A Flagstaff native, she began building those Lumberjack relationships long before enrolling in school. She’s a second-generation Lumberjack; her father, Peter Runge, is head of Special Collections and Archives at Cline Library and her mother, Vanessa Bowden-Runge, is a two-time NAU grad who earned her degrees as Runge was growing up.
“I watched my mom work and go to school all through my childhood,” Runge said. “She would study late into the night and on weekends regale us with stories of everything she was learning. Watching her complete her degrees made me realize how important education is and what an amazing university NAU is to be so supportive of her educational goals.”
Her parents are glad to see NAU be so supportive to the next generation now.
“Over the past three and a half years, as I watched Malia attend NAU, I was filled with a deep sense of pride with her accomplishments and growth as a human being,” Bowden-Runge said. “It is with a deep sense of anticipation and excitement that I look forward to her attaining her professional goals and personal dreams. NAU prepared me for a career as a speech-language pathologist, and I know that NAU has prepared Malia for her future.”
Her father agreed, reflecting on his appreciation of NAU’s history and the university’s deep roots in student-focused education.

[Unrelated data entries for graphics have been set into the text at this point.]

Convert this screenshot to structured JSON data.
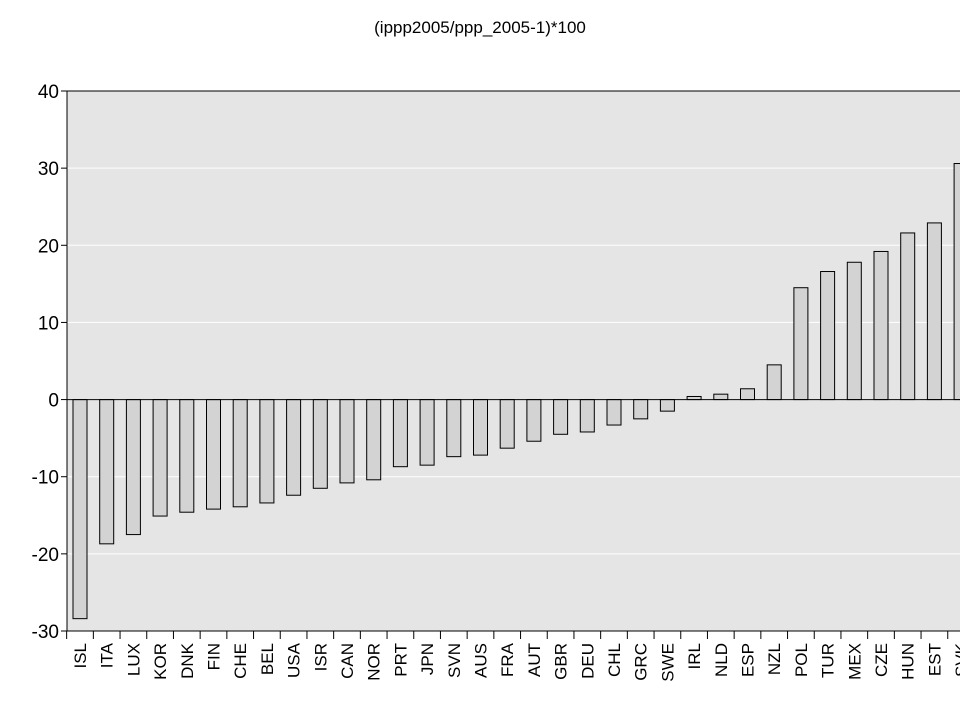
{
  "chart_data": {
    "type": "bar",
    "title": "(ippp2005/ppp_2005-1)*100",
    "xlabel": "",
    "ylabel": "",
    "ylim": [
      -30,
      40
    ],
    "yticks": [
      -30,
      -20,
      -10,
      0,
      10,
      20,
      30,
      40
    ],
    "grid": true,
    "categories": [
      "ISL",
      "ITA",
      "LUX",
      "KOR",
      "DNK",
      "FIN",
      "CHE",
      "BEL",
      "USA",
      "ISR",
      "CAN",
      "NOR",
      "PRT",
      "JPN",
      "SVN",
      "AUS",
      "FRA",
      "AUT",
      "GBR",
      "DEU",
      "CHL",
      "GRC",
      "SWE",
      "IRL",
      "NLD",
      "ESP",
      "NZL",
      "POL",
      "TUR",
      "MEX",
      "CZE",
      "HUN",
      "EST",
      "SVK"
    ],
    "values": [
      -28.4,
      -18.7,
      -17.5,
      -15.1,
      -14.6,
      -14.2,
      -13.9,
      -13.4,
      -12.4,
      -11.5,
      -10.8,
      -10.4,
      -8.7,
      -8.5,
      -7.4,
      -7.2,
      -6.3,
      -5.4,
      -4.5,
      -4.2,
      -3.3,
      -2.5,
      -1.5,
      0.4,
      0.7,
      1.4,
      4.5,
      14.5,
      16.6,
      17.8,
      19.2,
      21.6,
      22.9,
      30.6
    ],
    "colors": {
      "bar_fill": "#d3d3d3",
      "bar_stroke": "#000000",
      "plot_background": "#e5e5e5",
      "grid": "#ffffff"
    }
  }
}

“I knew Malia would receive an excellent education at NAU while being exposed to a wide range of complementary experiences such as studying abroad, student organizations and cultural activities,” Peter Runge said. “Naturally, Vanessa and I are so incredibly proud of Malia’s achievements and success, but we also feel privileged that we had courtside seats to watch her grow as a young adult and become a self-reflective citizen of the world.”

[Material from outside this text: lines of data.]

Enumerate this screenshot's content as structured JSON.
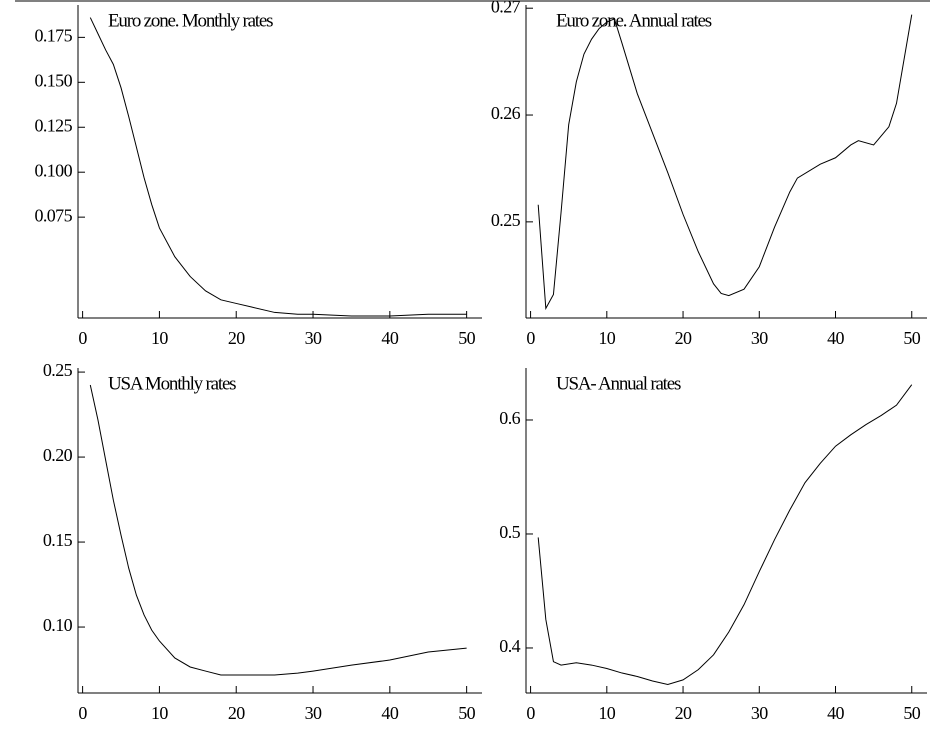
{
  "chart_data": [
    {
      "type": "line",
      "title": "Euro zone. Monthly rates",
      "color": "#000000",
      "x": [
        1,
        2,
        3,
        4,
        5,
        6,
        7,
        8,
        9,
        10,
        12,
        14,
        16,
        18,
        20,
        22,
        25,
        28,
        30,
        35,
        40,
        45,
        50
      ],
      "values": [
        0.186,
        0.177,
        0.168,
        0.16,
        0.147,
        0.131,
        0.114,
        0.097,
        0.082,
        0.069,
        0.053,
        0.042,
        0.034,
        0.029,
        0.027,
        0.025,
        0.022,
        0.021,
        0.021,
        0.02,
        0.02,
        0.021,
        0.021
      ],
      "xlim": [
        -0.6,
        52
      ],
      "xticks": [
        0,
        10,
        20,
        30,
        40,
        50
      ],
      "ylim": [
        0.0189,
        0.193
      ],
      "yticks": [
        0.075,
        {
          "value": 0.1,
          "label": "0.100"
        },
        0.125,
        {
          "value": 0.15,
          "label": "0.150"
        },
        0.175
      ]
    },
    {
      "type": "line",
      "title": "Euro zone. Annual rates",
      "color": "#000000",
      "x": [
        1,
        2,
        3,
        4,
        5,
        6,
        7,
        8,
        9,
        10,
        11,
        12,
        14,
        16,
        18,
        20,
        22,
        24,
        25,
        26,
        28,
        30,
        32,
        34,
        35,
        38,
        40,
        42,
        43,
        45,
        47,
        48,
        50
      ],
      "values": [
        0.2516,
        0.2419,
        0.2432,
        0.2509,
        0.2591,
        0.2631,
        0.2657,
        0.2671,
        0.2681,
        0.2687,
        0.269,
        0.2667,
        0.262,
        0.2583,
        0.2546,
        0.2507,
        0.2472,
        0.2442,
        0.2433,
        0.2431,
        0.2437,
        0.2458,
        0.2495,
        0.2528,
        0.2541,
        0.2554,
        0.256,
        0.2572,
        0.2576,
        0.2572,
        0.2589,
        0.2611,
        0.2694
      ],
      "xlim": [
        -0.6,
        52
      ],
      "xticks": [
        0,
        10,
        20,
        30,
        40,
        50
      ],
      "ylim": [
        0.241,
        0.2703
      ],
      "yticks": [
        0.25,
        0.26,
        0.27
      ]
    },
    {
      "type": "line",
      "title": "USA Monthly rates",
      "color": "#000000",
      "x": [
        1,
        2,
        3,
        4,
        5,
        6,
        7,
        8,
        9,
        10,
        12,
        14,
        16,
        18,
        20,
        25,
        28,
        30,
        35,
        40,
        45,
        50
      ],
      "values": [
        0.2424,
        0.2218,
        0.1982,
        0.1747,
        0.1541,
        0.1347,
        0.1188,
        0.1071,
        0.0982,
        0.0918,
        0.0818,
        0.0765,
        0.0741,
        0.0718,
        0.0718,
        0.0718,
        0.0729,
        0.0741,
        0.0776,
        0.0806,
        0.0853,
        0.0876
      ],
      "xlim": [
        -0.6,
        52
      ],
      "xticks": [
        0,
        10,
        20,
        30,
        40,
        50
      ],
      "ylim": [
        0.0612,
        0.2524
      ],
      "yticks": [
        0.25,
        {
          "value": 0.2,
          "label": "0.20"
        },
        0.15,
        {
          "value": 0.1,
          "label": "0.10"
        }
      ]
    },
    {
      "type": "line",
      "title": "USA- Annual rates",
      "color": "#000000",
      "x": [
        1,
        2,
        3,
        4,
        6,
        8,
        10,
        12,
        14,
        16,
        18,
        20,
        22,
        24,
        26,
        28,
        30,
        32,
        34,
        36,
        38,
        40,
        42,
        44,
        46,
        48,
        50
      ],
      "values": [
        0.497,
        0.425,
        0.388,
        0.385,
        0.387,
        0.385,
        0.382,
        0.378,
        0.375,
        0.371,
        0.368,
        0.372,
        0.381,
        0.394,
        0.414,
        0.438,
        0.467,
        0.495,
        0.521,
        0.545,
        0.562,
        0.577,
        0.587,
        0.596,
        0.604,
        0.613,
        0.631
      ],
      "xlim": [
        -0.6,
        52
      ],
      "xticks": [
        0,
        10,
        20,
        30,
        40,
        50
      ],
      "ylim": [
        0.3605,
        0.6456
      ],
      "yticks": [
        0.4,
        0.5,
        0.6
      ]
    }
  ]
}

A Gold Axe recipient, Runge listed Upward Bound math and science director Mark DeSpain as having a significant influence on her education. Which he admittedly did, just not the way you might think. They met 12 years ago when a little girl who was excited about education walked into his fourth-grade classroom.
They met again years later when DeSpain walked into the Campus Recreation Center, where Runge worked. They caught up with each other and this time stayed in touch, with Runge occasionally seeking out advice from DeSpain, though he was never a teacher or official adviser or mentor. He was thrilled when she told him she was listing him as her mentor.
“I tried to give her a strong foundation that her education would be able to thrive on: Believe in yourself and others. Speak up when you need to and listen the rest of the time. Life is meant to be explored and lived,” DeSpain said. “I don’t know how well I instilled these values in Malia, but my reason for keeping in contact throughout the years was to bear witness to Malia’s growth, not just as a student, but as a wonderful, kind, strong, resilient human being who represents the best in all of us.”
From start to finish, NAU was a life- and perspective-changing experience for Runge, whose next step is with the U.S. Coast Guard; she’s applying for Officer Candidate School and plans to spend the next few years in uniform. From there, she hopes to work in the FBI’s Violence Against Children International Task Force, which works to prevent child sex trafficking.
“One of the most unexpected lessons I learned was just how quickly life can change from one moment to the next,” Runge said. “The night of the fire, I went to bed unconsciously confident that tomorrow would be the same as today and I would have the same community, privileges, material objects and opportunities as the day that just concluded. Within moments, my life changed and everything that was elemental was gone. Suddenly and unexpectedly, I understood how a single event can leave you vulnerable, alone and displaced.
“Thankfully, that situation was temporary for me, but I know for others, it is not temporary. No matter how confident and sure we are of our lives, we’re all vulnerable and susceptible to the whims of life.”